The main advantage of trading using opposite ProShares Ultra and Dynamic Shares positions is that it hedges away some unsystematic risk. Because of two separate transactions, even if ProShares Ultra position performs unexpectedly, Dynamic Shares can make up some of the losses. Pair trading also minimizes risk from directional movements in the market. For example, if an entire industry or sector drops because of unexpected headlines, the short position in Dynamic Shares will offset losses from the drop in Dynamic Shares' long position.

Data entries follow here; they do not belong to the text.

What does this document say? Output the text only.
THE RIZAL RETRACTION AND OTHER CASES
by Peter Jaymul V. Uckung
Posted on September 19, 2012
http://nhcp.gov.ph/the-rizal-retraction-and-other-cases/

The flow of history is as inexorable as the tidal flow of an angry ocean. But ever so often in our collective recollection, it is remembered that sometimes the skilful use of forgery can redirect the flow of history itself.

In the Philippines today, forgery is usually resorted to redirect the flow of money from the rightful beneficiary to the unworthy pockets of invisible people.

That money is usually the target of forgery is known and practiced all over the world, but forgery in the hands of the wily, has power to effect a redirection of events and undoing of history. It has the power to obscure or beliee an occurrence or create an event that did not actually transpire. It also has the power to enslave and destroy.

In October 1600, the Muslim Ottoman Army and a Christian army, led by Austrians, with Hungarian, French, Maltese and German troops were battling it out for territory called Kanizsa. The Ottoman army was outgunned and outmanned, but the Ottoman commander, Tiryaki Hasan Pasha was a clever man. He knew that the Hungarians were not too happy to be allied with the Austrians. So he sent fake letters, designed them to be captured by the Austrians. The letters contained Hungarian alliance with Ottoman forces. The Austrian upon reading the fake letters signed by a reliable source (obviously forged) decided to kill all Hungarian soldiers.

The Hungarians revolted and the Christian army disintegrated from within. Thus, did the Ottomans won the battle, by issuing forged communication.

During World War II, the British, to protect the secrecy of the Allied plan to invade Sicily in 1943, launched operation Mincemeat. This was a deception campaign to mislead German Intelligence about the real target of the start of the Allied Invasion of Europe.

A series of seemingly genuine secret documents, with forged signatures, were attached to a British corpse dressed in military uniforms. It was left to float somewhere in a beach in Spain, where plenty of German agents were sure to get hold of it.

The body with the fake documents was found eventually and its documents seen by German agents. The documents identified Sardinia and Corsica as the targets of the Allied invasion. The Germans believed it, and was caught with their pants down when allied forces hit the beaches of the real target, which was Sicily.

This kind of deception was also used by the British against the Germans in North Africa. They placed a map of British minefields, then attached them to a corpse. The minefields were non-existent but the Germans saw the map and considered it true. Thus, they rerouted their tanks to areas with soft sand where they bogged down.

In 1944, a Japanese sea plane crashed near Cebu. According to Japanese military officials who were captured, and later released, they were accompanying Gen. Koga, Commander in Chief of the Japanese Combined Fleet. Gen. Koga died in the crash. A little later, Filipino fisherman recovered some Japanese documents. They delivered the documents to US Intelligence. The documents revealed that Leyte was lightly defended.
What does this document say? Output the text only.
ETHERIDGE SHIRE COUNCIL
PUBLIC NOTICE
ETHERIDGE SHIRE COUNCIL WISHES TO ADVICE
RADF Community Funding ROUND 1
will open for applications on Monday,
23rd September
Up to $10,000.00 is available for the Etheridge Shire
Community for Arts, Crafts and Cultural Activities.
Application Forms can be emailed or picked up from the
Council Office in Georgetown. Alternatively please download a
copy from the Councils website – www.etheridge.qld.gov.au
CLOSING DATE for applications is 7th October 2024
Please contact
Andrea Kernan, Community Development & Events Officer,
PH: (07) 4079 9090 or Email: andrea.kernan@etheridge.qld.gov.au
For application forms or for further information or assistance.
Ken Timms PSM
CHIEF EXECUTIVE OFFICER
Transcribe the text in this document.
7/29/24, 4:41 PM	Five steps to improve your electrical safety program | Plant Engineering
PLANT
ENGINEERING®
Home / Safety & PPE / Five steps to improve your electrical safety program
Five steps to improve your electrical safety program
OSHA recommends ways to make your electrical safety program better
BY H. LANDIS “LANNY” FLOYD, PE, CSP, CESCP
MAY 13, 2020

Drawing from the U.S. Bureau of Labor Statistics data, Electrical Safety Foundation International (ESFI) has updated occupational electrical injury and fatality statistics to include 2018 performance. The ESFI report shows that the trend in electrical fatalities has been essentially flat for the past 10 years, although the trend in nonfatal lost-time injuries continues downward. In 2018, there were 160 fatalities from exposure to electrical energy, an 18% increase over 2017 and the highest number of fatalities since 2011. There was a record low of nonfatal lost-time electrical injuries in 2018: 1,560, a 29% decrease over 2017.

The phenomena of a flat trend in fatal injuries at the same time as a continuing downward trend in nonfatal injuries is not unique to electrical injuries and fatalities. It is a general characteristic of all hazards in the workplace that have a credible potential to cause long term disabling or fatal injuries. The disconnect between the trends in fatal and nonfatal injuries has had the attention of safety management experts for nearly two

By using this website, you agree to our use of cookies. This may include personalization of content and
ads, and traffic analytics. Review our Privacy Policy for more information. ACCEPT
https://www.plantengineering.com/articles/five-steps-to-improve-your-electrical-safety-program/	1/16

The idea behind ProShares Ultra Consumer and Dynamic Shares pairs trading is to make the combined position market-neutral, meaning the overall market's direction will not affect its win or loss (or potential downside or upside). This can be achieved by designing a pairs trade with two highly correlated stocks or equities that operate in a similar space or sector, making it possible to obtain profits through simple and relatively low-risk investment.
Check out your portfolio center.
Note that this page's information should be used as a complementary analysis to find the right mix of equity instruments to add to your existing portfolios or create a brand new portfolio. You can also try the Instant Ratings module to determine any equity ratings based on digital recommendations. Macroaxis instant equity ratings are based on combination of fundamental analysis and risk-adjusted market performance.